= United States Bridge Federation =

National federation for contract bridge in the United States

The United States Bridge Federation (USBF) is the national federation for contract bridge in the United States and a non-profit organization formed by the American Contract Bridge League (ACBL) and the American Bridge Association (ABA) in 2001 to hold the United States Bridge Championships and to select, train, and support Open, Women, Senior and Junior teams to represent the United States in international competition.

The USBF receives support for its teams from the ACBL International Fund and Junior Fund, its membership dues, contributions and entry fees for the USBCs.

== Organization ==
2018 officers.
- President: Marty Fleisher
- Vice President: Josh Parker
- CFO: Stan Subeck
- Secretary & COO: Jan Martel

The President and the Vice President are elected for 2-year terms.

==Olympic recognition==

Originally, the USBF was also created to support the World Bridge Federation (WBF) efforts to obtain Olympic recognition for bridge. Following August 2002 recommendations by the Olympic Programme Commission, bridge and chess were recognized as "mind sports" by the International Olympic Committee but they were not found eligible for the main Olympic program.

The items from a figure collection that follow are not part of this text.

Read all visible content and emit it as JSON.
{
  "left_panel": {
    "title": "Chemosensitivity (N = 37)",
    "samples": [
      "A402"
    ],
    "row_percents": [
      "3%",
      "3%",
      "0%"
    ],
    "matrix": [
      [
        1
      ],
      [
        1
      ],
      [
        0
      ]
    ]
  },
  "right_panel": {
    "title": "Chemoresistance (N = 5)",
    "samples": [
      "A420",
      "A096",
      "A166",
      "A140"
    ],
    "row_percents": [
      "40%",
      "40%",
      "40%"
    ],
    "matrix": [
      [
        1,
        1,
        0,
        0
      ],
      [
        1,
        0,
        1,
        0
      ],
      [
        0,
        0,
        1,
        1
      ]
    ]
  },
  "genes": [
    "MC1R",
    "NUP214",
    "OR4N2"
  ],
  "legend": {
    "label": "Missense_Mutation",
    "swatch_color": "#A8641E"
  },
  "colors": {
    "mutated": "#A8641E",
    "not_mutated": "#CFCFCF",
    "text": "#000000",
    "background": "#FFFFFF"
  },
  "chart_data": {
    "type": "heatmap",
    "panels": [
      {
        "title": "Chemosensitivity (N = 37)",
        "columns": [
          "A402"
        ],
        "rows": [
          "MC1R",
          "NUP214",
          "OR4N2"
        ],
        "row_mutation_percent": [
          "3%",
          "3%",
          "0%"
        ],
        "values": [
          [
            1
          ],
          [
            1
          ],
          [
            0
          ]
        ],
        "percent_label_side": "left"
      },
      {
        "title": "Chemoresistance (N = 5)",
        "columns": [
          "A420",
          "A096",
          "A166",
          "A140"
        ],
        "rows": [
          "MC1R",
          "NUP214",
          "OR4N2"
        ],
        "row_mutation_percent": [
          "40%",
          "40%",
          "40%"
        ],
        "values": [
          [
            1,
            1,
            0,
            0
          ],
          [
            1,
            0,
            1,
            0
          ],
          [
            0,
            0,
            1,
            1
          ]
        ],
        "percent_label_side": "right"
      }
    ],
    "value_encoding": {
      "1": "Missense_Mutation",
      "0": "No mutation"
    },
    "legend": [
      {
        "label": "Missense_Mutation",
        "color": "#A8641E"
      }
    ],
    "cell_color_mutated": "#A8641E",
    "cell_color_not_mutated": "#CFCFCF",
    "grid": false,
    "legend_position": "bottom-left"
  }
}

On April 19, 2005, three years after that negative Commission report and three years before the 2008 Summer Olympic Games in Beijing whose program was its focus, four mind sports including bridge and chess established the International Mind Sports Association with primary purpose to organize quadrennial World Mind Sports Games approximately alongside the Olympics. The inaugural, 2008 World Mind Sports Games were held in Beijing during October, two months after the Summer Olympics and using the same facilities. The second, 2012 WMSG were held in Lille, France, entirely unassociated with the London Summer Olympics—smaller than in 2008, with a much smaller bridge program including no individuals, pairs, or youth events.